Родственник, можно сказать, хоть и не кровный. Отец всю свою жизнь его
ненавидел и до последнего пытался ему отомстить. За что, для вас не так уж
важно. Это старая семейная история. Даже в доме престарелых не мог оставить его
в покое – травил, травил, травил… И дотравился. Люди – не марионетки все-таки,
могут с ниточек и сорваться.
– Но если вы знаете, то почему не расскажете
следователю? – воскликнула Даша.
– А я ему все рассказал, – пожал плечами
Боровицкий. – Доказательства искать – его работа, не моя. Я, честно
говоря, считаю, что отец доигрался со своими играми. Вот только вас жалко – вы
продолжаете исполнять свою роль, хотя режиссер давно ушел. Поймите, Дарья
Андреевна, вас тоже использовали. Я просто рассказал вам правду. Что делать вам
дальше – решайте сами. Только помните, пожалуйста, что иногда от прихоти
умершего зависят жизни живых.
Даша вошла в квартиру и старательно закрыла за собой замок
на два оборота.
– Что, опасаешься воров в свете полученного
наследства? – подал голос из зала Максим, пришедший сегодня неожиданно
рано.
Даша не ответила.
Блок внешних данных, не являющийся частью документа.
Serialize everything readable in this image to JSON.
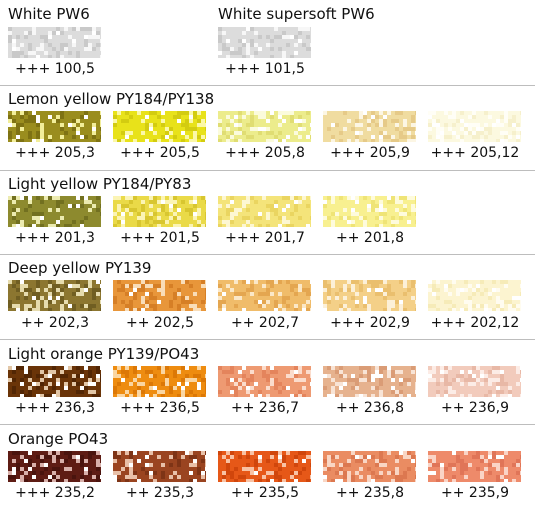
{
  "sections": [
    {
      "title": "White PW6",
      "swatches": [
        {
          "code": "+++ 100,5",
          "base": "#dcdcdc",
          "light": "#f7f7f7",
          "dark": "#c9c9c9"
        }
      ]
    },
    {
      "title": "White supersoft PW6",
      "swatches": [
        {
          "code": "+++ 101,5",
          "base": "#dcdcdc",
          "light": "#f7f7f7",
          "dark": "#c9c9c9"
        }
      ]
    },
    {
      "title": "Lemon yellow PY184/PY138",
      "swatches": [
        {
          "code": "+++ 205,3",
          "base": "#9a8d1e",
          "light": "#f2ee9a",
          "dark": "#7e7213"
        },
        {
          "code": "+++ 205,5",
          "base": "#e8e21a",
          "light": "#fbf8a8",
          "dark": "#d3cc10"
        },
        {
          "code": "+++ 205,8",
          "base": "#ecec8c",
          "light": "#fbfbdc",
          "dark": "#e0dd72"
        },
        {
          "code": "+++ 205,9",
          "base": "#f0dca0",
          "light": "#fcf6e4",
          "dark": "#e6ca88"
        },
        {
          "code": "+++ 205,12",
          "base": "#fcf9e0",
          "light": "#fffef6",
          "dark": "#f6f0cc"
        }
      ]
    },
    {
      "title": "Light yellow PY184/PY83",
      "swatches": [
        {
          "code": "+++ 201,3",
          "base": "#8d8a2e",
          "light": "#ecebb0",
          "dark": "#727020"
        },
        {
          "code": "+++ 201,5",
          "base": "#eada48",
          "light": "#fbf4b4",
          "dark": "#d8c630"
        },
        {
          "code": "+++ 201,7",
          "base": "#f4e47a",
          "light": "#fdf7d2",
          "dark": "#ead560"
        },
        {
          "code": "++ 201,8",
          "base": "#f8f090",
          "light": "#fefbdc",
          "dark": "#efe476"
        }
      ]
    },
    {
      "title": "Deep yellow PY139",
      "swatches": [
        {
          "code": "++ 202,3",
          "base": "#8c7630",
          "light": "#e6dcae",
          "dark": "#705e22"
        },
        {
          "code": "++ 202,5",
          "base": "#e8963a",
          "light": "#f9ddb8",
          "dark": "#d67f26"
        },
        {
          "code": "++ 202,7",
          "base": "#f0bc6a",
          "light": "#fbe8c8",
          "dark": "#e4a650"
        },
        {
          "code": "+++ 202,9",
          "base": "#f4d088",
          "light": "#fcf0d8",
          "dark": "#eabf6e"
        },
        {
          "code": "+++ 202,12",
          "base": "#fcf4d0",
          "light": "#fffcf0",
          "dark": "#f6ebb8"
        }
      ]
    },
    {
      "title": "Light orange PY139/PO43",
      "swatches": [
        {
          "code": "+++ 236,3",
          "base": "#6a3408",
          "light": "#e2c6a6",
          "dark": "#522604"
        },
        {
          "code": "+++ 236,5",
          "base": "#ee8c10",
          "light": "#fad6a2",
          "dark": "#dc7806"
        },
        {
          "code": "++ 236,7",
          "base": "#ee9a72",
          "light": "#fbdccc",
          "dark": "#e4845c"
        },
        {
          "code": "++ 236,8",
          "base": "#e6b28e",
          "light": "#f8e4d6",
          "dark": "#da9c76"
        },
        {
          "code": "++ 236,9",
          "base": "#f2cbbc",
          "light": "#fcece6",
          "dark": "#e8b8a6"
        }
      ]
    },
    {
      "title": "Orange PO43",
      "swatches": [
        {
          "code": "+++ 235,2",
          "base": "#5e1c14",
          "light": "#d8b0aa",
          "dark": "#4a140e"
        },
        {
          "code": "++ 235,3",
          "base": "#9a4420",
          "light": "#e8c0a8",
          "dark": "#7e3416"
        },
        {
          "code": "++ 235,5",
          "base": "#e65818",
          "light": "#f8c2a4",
          "dark": "#d0460c"
        },
        {
          "code": "++ 235,8",
          "base": "#ea8c62",
          "light": "#f9d6c4",
          "dark": "#dc7850"
        },
        {
          "code": "++ 235,9",
          "base": "#ee8a6a",
          "light": "#fad4c6",
          "dark": "#e07558"
        }
      ]
    }
  ]
}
Она устало сняла туфли и опустилась на
табуретку прямо в прихожей. Из зала вышел Проша и положил голову ей на колени.
– Хороший мой, хороший… – прошептала Даша, гладя
его по голове. – Хорошая моя собака…
– Ужин разогреть на тебя? – хмуро спросил Максим,
выходя из комнаты следом за Прошей.
Даша покачала головой. Максим явно не собирался мириться
после вчерашнего, но сейчас это отступило на второй план после того, что она
узнала от младшего Боровицкого.
– Дело хозяйское, – пожал плечами Максим и
протиснулся мимо нее в кухню, но на полпути остановился, взглянул на жену
сверху вниз. – Что случилось? – неожиданно спросил он.
– Что? – Она подняла на него глаза.
– Это я тебя спрашиваю – что? Что у тебя случилось?
Опять со своими бурундуками поругалась?
– С барсуками, – машинально поправила его Даша и
вздохнула. – Нет, не с ними. Я… мне… мне рассказали…
– Эй, ты не зареветь ли собираешься? – удивился
Максим. – Ну-ка прекращай немедленно! Пойдем в кухню, и расскажешь, что
там с тобой произошло.
Слушая Дашин рассказ, Максим сначала хмурился, потом
недоверчиво качал головой, затем опять хмурился. Когда она наконец закончила,
он откинулся на спинку стула и уставился в потолок. Помолчал минуту и произнес:
– Значит, резюмируем. Больше всего тебя, конечно,
расстроило, что Шерлок Холмс оказался опиумным наркоманом, а Ватсон при нем –
кем-то вроде глуповатой дуэньи. Кстати, я тебе о возможности такого расклада,
если ты помнишь, еще месяц назад говорил.